Il tentativo di costruire un ponte fallisce miseramente. Il progetto prevedeva che la famiglia frequentasse un centro socio-psico-educativo comunale, per incontrare una psicologa e iniziare, gradualmente, a far socializzare i bambini attraverso attività ludiche. Ma, quando la dottoressa contatta la famiglia per il primo incontro, la risposta – a dire dei servizi sociali – è una porta sbattuta in faccia: «I coniugi Trevallion hanno risposto di non essere più interessati».

Il punto di non ritorno, però, si raggiunge sulla salute. La pediatra che ha visitato i bambini ha prescritto accertamenti: una visita neuropsichiatrica infantile per una valutazione globale e degli esami del sangue per valutare lo stato immunitario, visto che i piccoli non sono vaccinati. La risposta dei genitori, messa per iscritto, suona come una provocazione inaccettabile per le istituzioni, una sfida aperta all’autorità sanitaria. «È necessario precisare», scrive l’assistente sociale con evidente sconcerto, «che i coniugi Trevallion hanno espresso a voce e per iscritto la loro volontà di sottoporre i figli a visita neuropsichiatrica e prelievi ematochimici “al costo condizionale di 50.000 euro per ogni minore”».

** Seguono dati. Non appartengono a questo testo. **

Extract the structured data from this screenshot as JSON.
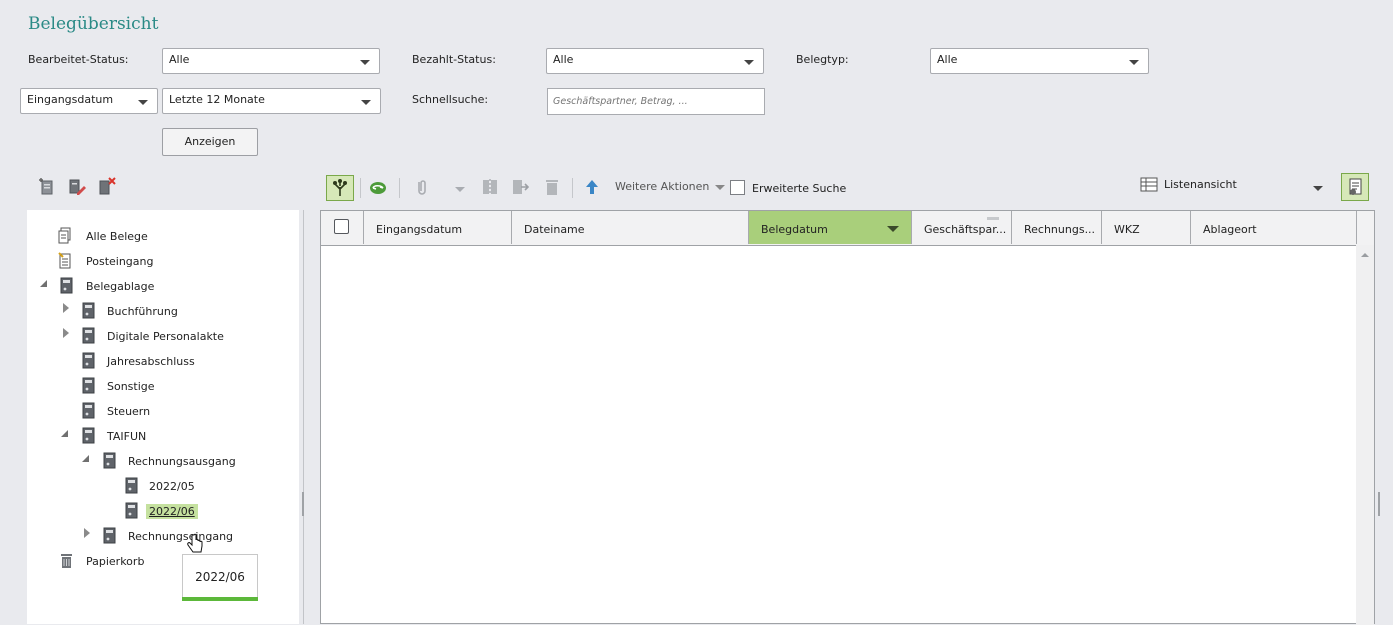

Una richiesta di denaro – 150 mila euro in totale – per permettere allo Stato di verificare se i loro figli sono sani. Un baratto impossibile che ha sancito la rottura definitiva. Anche su questo punto, la versione della difesa è diversa: non avidità, ma provocazione. Una “boutade” lanciata da genitori esasperati che si sentivano trattati come se i figli fossero merce da esaminare. «Non volevano quei soldi», assicura l’avvocato Giovanni Angelucci, ridimensionando il gesto a un atto di ribellione contro un’intrusione percepita come violenta.

Di fronte a questo muro, la relazione si chiude così: «Questo servizio sociale resta in attesa di ulteriori provvedimenti», conclude la specialista, sottolineando che «la complessità del caso necessita di ulteriori approfondimenti» e richiedendo il supporto dell’autorità giudiziaria.

Quei provvedimenti sono arrivati. Il tribunale ha letto queste carte e ha deciso che non c’era più tempo per approfondire, bisognava agire. La storia dei bambini del bosco, letta attraverso la lente burocratica ma precisa dei servizi sociali, non è un romanzo d’avventura. Eppure, dietro quel linguaggio tecnico e quelle accuse, resta la voce di una famiglia che, pur con metodi non convenzionali, gridava il suo amore e la sua paura di essere spezzata. Una paura che, alla fine, è diventata realtà in un pomeriggio di pioggia e di rabbia.